Sunday, November 19, 2006

Bipolar buddies

Jamison in the chapter on Artists in Manic Depressive Illness (1990) writes that of 36 American poets in the most recent Oxford Anthology of the time, more than a fifth exhibit well-documented histories of manic depressive illness severe enough to have warranted at least one hospitalization: namely, Hart Crane, Theodore Roethke, Delmore Schwartz, John Berryman, Randall Jarrell, Robert Lowell, Anne Sexton, Sylvia Plath. Of these five committed suicide.

Among the romantics, of course, we need only think of Shelley, Byron, Coleridge, Clare.

In the 18 century, the so-called "Age of Reason", we have Christopher Smart, William Collins, William Cowper, Robert Fergusson, Thomas Chatterton, and William Blake, to name a few likely candidates.

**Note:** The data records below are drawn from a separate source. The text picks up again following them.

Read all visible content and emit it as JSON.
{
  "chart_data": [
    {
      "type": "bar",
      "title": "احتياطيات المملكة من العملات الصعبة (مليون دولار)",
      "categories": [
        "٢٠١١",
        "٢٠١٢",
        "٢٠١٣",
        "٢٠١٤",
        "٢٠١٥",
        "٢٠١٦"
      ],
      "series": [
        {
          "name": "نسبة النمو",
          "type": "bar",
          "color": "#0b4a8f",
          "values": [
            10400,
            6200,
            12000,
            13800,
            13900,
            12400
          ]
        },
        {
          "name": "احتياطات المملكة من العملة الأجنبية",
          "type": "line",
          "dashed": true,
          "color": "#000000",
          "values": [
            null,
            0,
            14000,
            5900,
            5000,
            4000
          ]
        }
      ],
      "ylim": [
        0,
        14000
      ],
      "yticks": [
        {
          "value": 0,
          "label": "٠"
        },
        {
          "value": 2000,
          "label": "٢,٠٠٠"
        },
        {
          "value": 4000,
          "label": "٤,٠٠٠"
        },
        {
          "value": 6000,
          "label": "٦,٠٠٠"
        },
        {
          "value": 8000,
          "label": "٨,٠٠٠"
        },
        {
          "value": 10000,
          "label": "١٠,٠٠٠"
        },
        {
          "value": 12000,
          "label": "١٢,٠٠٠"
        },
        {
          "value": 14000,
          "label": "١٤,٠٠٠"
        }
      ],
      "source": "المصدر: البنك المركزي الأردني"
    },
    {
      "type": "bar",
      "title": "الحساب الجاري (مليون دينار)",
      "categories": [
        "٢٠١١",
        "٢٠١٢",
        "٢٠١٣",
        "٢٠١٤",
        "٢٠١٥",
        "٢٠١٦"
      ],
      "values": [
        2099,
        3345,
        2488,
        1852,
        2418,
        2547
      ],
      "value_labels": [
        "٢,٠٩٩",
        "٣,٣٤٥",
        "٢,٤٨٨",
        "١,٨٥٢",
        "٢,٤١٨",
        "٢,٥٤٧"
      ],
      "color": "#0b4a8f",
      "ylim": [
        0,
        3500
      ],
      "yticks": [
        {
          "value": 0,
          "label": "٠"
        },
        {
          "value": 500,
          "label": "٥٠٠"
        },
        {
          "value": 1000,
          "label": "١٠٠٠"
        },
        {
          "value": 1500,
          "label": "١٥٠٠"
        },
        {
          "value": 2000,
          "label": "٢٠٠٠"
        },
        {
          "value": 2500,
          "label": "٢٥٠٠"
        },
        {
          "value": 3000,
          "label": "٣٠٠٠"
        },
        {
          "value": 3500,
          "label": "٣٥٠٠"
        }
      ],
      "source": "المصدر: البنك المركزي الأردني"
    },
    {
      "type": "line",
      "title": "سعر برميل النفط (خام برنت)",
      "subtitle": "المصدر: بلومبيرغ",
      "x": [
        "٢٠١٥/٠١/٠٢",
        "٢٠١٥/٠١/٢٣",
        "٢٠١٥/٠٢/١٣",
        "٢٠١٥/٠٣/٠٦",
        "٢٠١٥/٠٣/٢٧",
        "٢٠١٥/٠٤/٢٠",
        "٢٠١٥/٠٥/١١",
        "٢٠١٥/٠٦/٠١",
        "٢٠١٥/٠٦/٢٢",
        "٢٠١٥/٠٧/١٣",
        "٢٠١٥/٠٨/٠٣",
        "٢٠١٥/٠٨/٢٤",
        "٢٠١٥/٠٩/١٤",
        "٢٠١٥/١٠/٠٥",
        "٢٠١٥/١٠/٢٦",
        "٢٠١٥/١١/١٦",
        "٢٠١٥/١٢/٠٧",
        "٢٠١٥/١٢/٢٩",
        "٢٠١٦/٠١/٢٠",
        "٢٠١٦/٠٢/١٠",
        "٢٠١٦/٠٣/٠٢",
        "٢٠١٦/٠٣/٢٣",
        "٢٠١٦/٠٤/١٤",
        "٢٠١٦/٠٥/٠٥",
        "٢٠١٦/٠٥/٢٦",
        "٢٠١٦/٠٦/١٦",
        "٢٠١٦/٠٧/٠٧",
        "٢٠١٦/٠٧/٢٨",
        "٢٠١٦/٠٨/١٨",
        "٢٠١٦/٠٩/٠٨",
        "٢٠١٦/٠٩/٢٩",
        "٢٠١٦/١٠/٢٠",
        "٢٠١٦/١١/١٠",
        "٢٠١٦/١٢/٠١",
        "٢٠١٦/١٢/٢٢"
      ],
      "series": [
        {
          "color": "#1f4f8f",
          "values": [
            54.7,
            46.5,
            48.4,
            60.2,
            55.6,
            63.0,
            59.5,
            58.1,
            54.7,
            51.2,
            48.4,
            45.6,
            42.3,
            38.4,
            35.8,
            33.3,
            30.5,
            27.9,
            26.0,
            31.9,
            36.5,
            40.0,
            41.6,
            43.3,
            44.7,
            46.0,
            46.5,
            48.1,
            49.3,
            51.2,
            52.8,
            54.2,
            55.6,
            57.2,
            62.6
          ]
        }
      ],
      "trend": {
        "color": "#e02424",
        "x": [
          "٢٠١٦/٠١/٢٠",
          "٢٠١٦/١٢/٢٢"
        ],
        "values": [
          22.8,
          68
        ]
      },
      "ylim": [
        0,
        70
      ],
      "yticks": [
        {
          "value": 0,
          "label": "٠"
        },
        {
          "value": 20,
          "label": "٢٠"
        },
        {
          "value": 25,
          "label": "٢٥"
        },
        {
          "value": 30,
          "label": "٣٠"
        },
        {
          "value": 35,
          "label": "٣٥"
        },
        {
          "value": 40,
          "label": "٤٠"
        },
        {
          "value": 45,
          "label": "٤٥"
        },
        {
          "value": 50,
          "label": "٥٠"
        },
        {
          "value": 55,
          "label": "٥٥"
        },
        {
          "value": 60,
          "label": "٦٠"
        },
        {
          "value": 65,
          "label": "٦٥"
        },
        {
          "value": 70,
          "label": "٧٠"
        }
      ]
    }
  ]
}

Of course accounts are purely anecdotal about these fellas, plus of course their literary traces. These do provide quite strong indications, however...

Are poets more likely than others to have bipolar affective disorders, as they are called? Assuming a general population rate of 1 to 2 percent, well, it's a question that scarcely needs to be asked. And its almost a tautology to show, as Jamison does, that poets as a group are more likely live out (and die out of) these conditions than biographers or research scientists.

1 comment:

Anonymous said...

This cycles through often. There was an article on it a year or two ago at the Times Online.